Illinois Solicitor General Franklin made some remarkable claims regarding the state’s interest in seeing to it that its public-sector unions continued to receive agency fees. “[Agency fees] serve our managerial interests in two ways,” he said. “First, they allow us to avoid a situation where some employees bear the cost of representing others who contribute nothing. That kind of two-tiered workplace would be corrosive to our ability to cultivate collaboration, cohesion, good working relationships among our personnel. Second, independent of that, we have an interest at the end of the day in being able to work with a stable, responsible, independent counterparty that’s well-resourced enough that it can be a partner with us in the process of not only contract negotiation…­”

At this point Franklin was interrupted and was never able to complete his litany of how the government has an overriding interest in a “well-resourced” “counterparty.”

Presumably he would have also explained how the elimination of agency fees would be “corrosive to our ability to cultivate collaboration, cohesion, good working relationships among our personnel,” as if those conditions currently exist between the state and the public employees in Illinois.

It is certainly more convenient for public employers to negotiate with a single union, especially when those negotiations occur out of the public eye. That’s far from proof that it is in the public interest for them to do so, or that it is worth any restriction on the rights of individual employees.

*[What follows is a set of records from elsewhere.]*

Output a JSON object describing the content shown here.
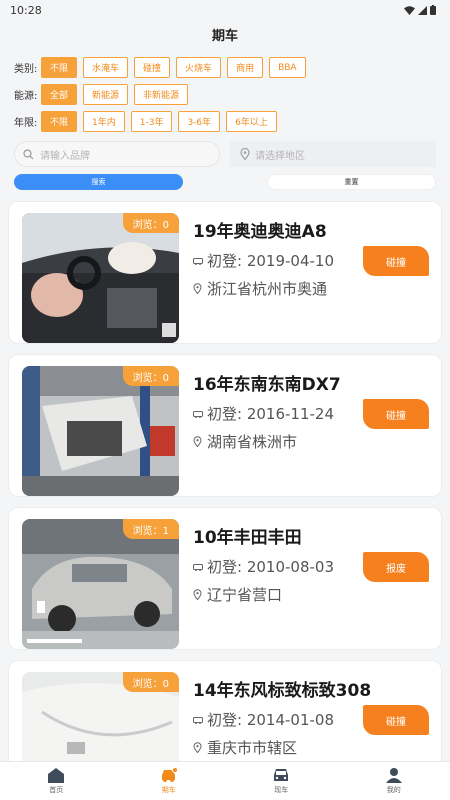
{
  "status": {
    "time": "10:28"
  },
  "header": {
    "title": "期车"
  },
  "filters": [
    {
      "label": "类别:",
      "options": [
        "不限",
        "水淹车",
        "碰撞",
        "火烧车",
        "商用",
        "BBA"
      ],
      "selected": 0
    },
    {
      "label": "能源:",
      "options": [
        "全部",
        "新能源",
        "非新能源"
      ],
      "selected": 0
    },
    {
      "label": "年限:",
      "options": [
        "不限",
        "1年内",
        "1-3年",
        "3-6年",
        "6年以上"
      ],
      "selected": 0
    }
  ],
  "search": {
    "brand_placeholder": "请输入品牌",
    "region_placeholder": "请选择地区"
  },
  "actions": {
    "search_label": "搜索",
    "reset_label": "重置"
  },
  "cars": [
    {
      "views": "浏览：0",
      "title": "19年奥迪奥迪A8",
      "reg": "初登: 2019-04-10",
      "location": "浙江省杭州市奥通",
      "tag": "碰撞"
    },
    {
      "views": "浏览：0",
      "title": "16年东南东南DX7",
      "reg": "初登: 2016-11-24",
      "location": "湖南省株洲市",
      "tag": "碰撞"
    },
    {
      "views": "浏览：1",
      "title": "10年丰田丰田",
      "reg": "初登: 2010-08-03",
      "location": "辽宁省营口",
      "tag": "报废"
    },
    {
      "views": "浏览：0",
      "title": "14年东风标致标致308",
      "reg": "初登: 2014-01-08",
      "location": "重庆市市辖区",
      "tag": "碰撞"
    }
  ],
  "tabs": [
    {
      "label": "首页",
      "icon": "home-icon"
    },
    {
      "label": "期车",
      "icon": "car-badge-icon"
    },
    {
      "label": "现车",
      "icon": "car-front-icon"
    },
    {
      "label": "我的",
      "icon": "person-icon"
    }
  ],
  "colors": {
    "accent": "#f6a13a",
    "tag": "#f6801e",
    "primary": "#3a8ef6"
  }
}
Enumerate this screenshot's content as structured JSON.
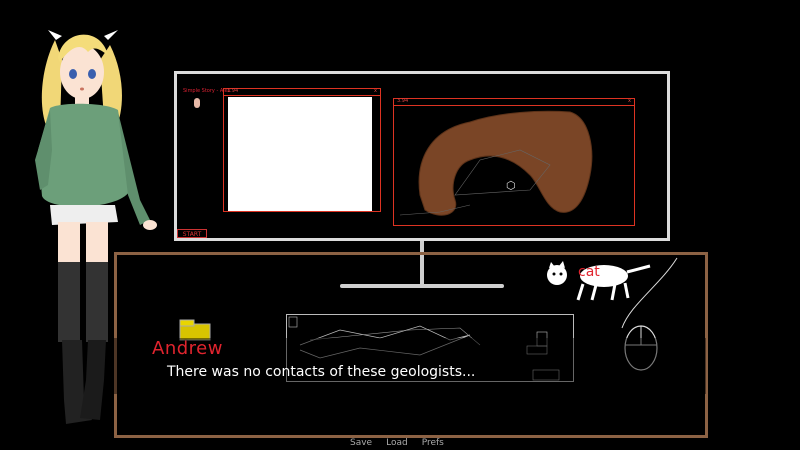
{
  "monitor": {
    "game_title": "Simple Story - Alex",
    "start_label": "START",
    "left_window": {
      "title": "1.94",
      "controls": "x"
    },
    "right_window": {
      "title": "3.94",
      "controls": "x"
    }
  },
  "desk": {
    "cat_label": "cat"
  },
  "dialogue": {
    "speaker": "Andrew",
    "text": "There was no contacts of these geologists..."
  },
  "quick_menu": {
    "save": "Save",
    "load": "Load",
    "prefs": "Prefs"
  },
  "colors": {
    "speaker": "#e0242e",
    "desk_outline": "#8c6244",
    "monitor_outline": "#dcdcdc",
    "blob": "#7a4526"
  }
}
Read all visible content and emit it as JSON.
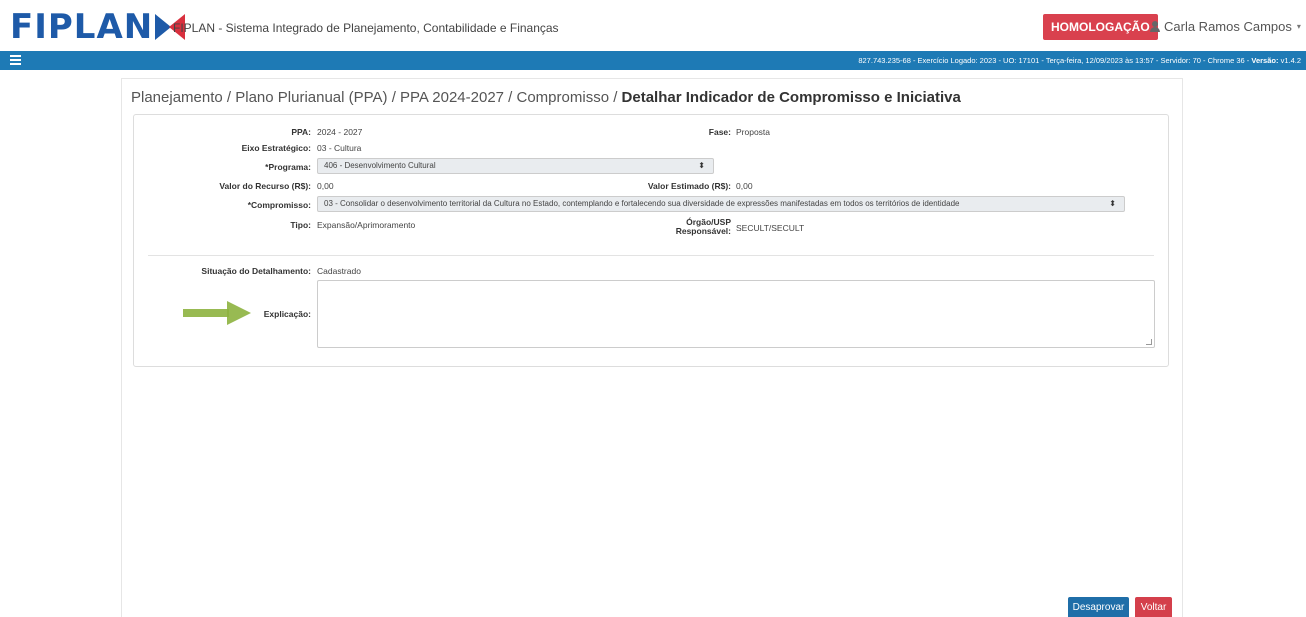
{
  "header": {
    "logo_text": "FIPLAN",
    "app_title": "FIPLAN - Sistema Integrado de Planejamento, Contabilidade e Finanças",
    "environment_badge": "HOMOLOGAÇÃO",
    "user_name": "Carla Ramos Campos",
    "user_caret": "▾"
  },
  "status_bar": {
    "info": "827.743.235-68 - Exercício Logado: 2023 - UO: 17101 - Terça-feira, 12/09/2023 às 13:57 - Servidor: 70 - Chrome 36 - ",
    "version_label": "Versão:",
    "version_value": "v1.4.2"
  },
  "breadcrumb": {
    "path": "Planejamento / Plano Plurianual (PPA) / PPA 2024-2027 / Compromisso / ",
    "current": "Detalhar Indicador de Compromisso e Iniciativa"
  },
  "form": {
    "ppa": {
      "label": "PPA:",
      "value": "2024 - 2027"
    },
    "fase": {
      "label": "Fase:",
      "value": "Proposta"
    },
    "eixo": {
      "label": "Eixo Estratégico:",
      "value": "03 - Cultura"
    },
    "programa": {
      "label": "*Programa:",
      "value": "406 - Desenvolvimento Cultural"
    },
    "valor_recurso": {
      "label": "Valor do Recurso (R$):",
      "value": "0,00"
    },
    "valor_estimado": {
      "label": "Valor Estimado (R$):",
      "value": "0,00"
    },
    "compromisso": {
      "label": "*Compromisso:",
      "value": "03 - Consolidar o desenvolvimento territorial da Cultura no Estado, contemplando e fortalecendo sua diversidade de expressões manifestadas em todos os territórios de identidade"
    },
    "tipo": {
      "label": "Tipo:",
      "value": "Expansão/Aprimoramento"
    },
    "orgao": {
      "label_line1": "Órgão/USP",
      "label_line2": "Responsável:",
      "value": "SECULT/SECULT"
    },
    "situacao": {
      "label": "Situação do Detalhamento:",
      "value": "Cadastrado"
    },
    "explicacao": {
      "label": "Explicação:",
      "value": ""
    },
    "select_arrows": "⬍"
  },
  "buttons": {
    "desaprovar": "Desaprovar",
    "voltar": "Voltar"
  },
  "colors": {
    "brand_blue": "#1e5aa8",
    "status_bar": "#1e7ab5",
    "badge_red": "#d9414e",
    "primary": "#1f6ea8",
    "danger": "#d43f4b",
    "annotation_arrow": "#8db33f"
  }
}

In recent weeks voices from the left and the right have suggested Janus will backfire on union opponents. A pair of union locals in Wisconsin have already filed suit against Gov. Scott Walker, expecting an adverse Janus ruling and attempting to turn it to their advantage.

Their reasoning is that if the justices decide “that it violates the First Amendment right of a non-member to be compelled to pay fees to the union that is required by law to provide representation and services, it equally violates the rights of the union and its members to require them to use their money to speak on behalf of the non-member.”

These pundits and unions seems to think that this argument may demolish Act 10, which eliminated agency fees and restricted collective bargaining in Wisconsin, and open a whole new set of collective bargaining rights.

It is true that a loss of agency fees will spark a series of imaginative legal strategies from unions, such as the unsuccessful attempt to claim it would be a violation of the Fifth Amendment’s takings clause. What they fail to realize is their “backfire” strategy may itself boomerang.

Should unions successfully argue that they cannot be compelled to represent non-members, the likely result would not be a return of agency fees, but an end to exclusive bargaining.

The logical successor to stating you don’t want to financially support a union with which you don’t agree is to say you don’t want that union representing you at all.

It would be ironic if the downfall of public-sector unions was not the Janus ruling, but a too-clever reaction to it.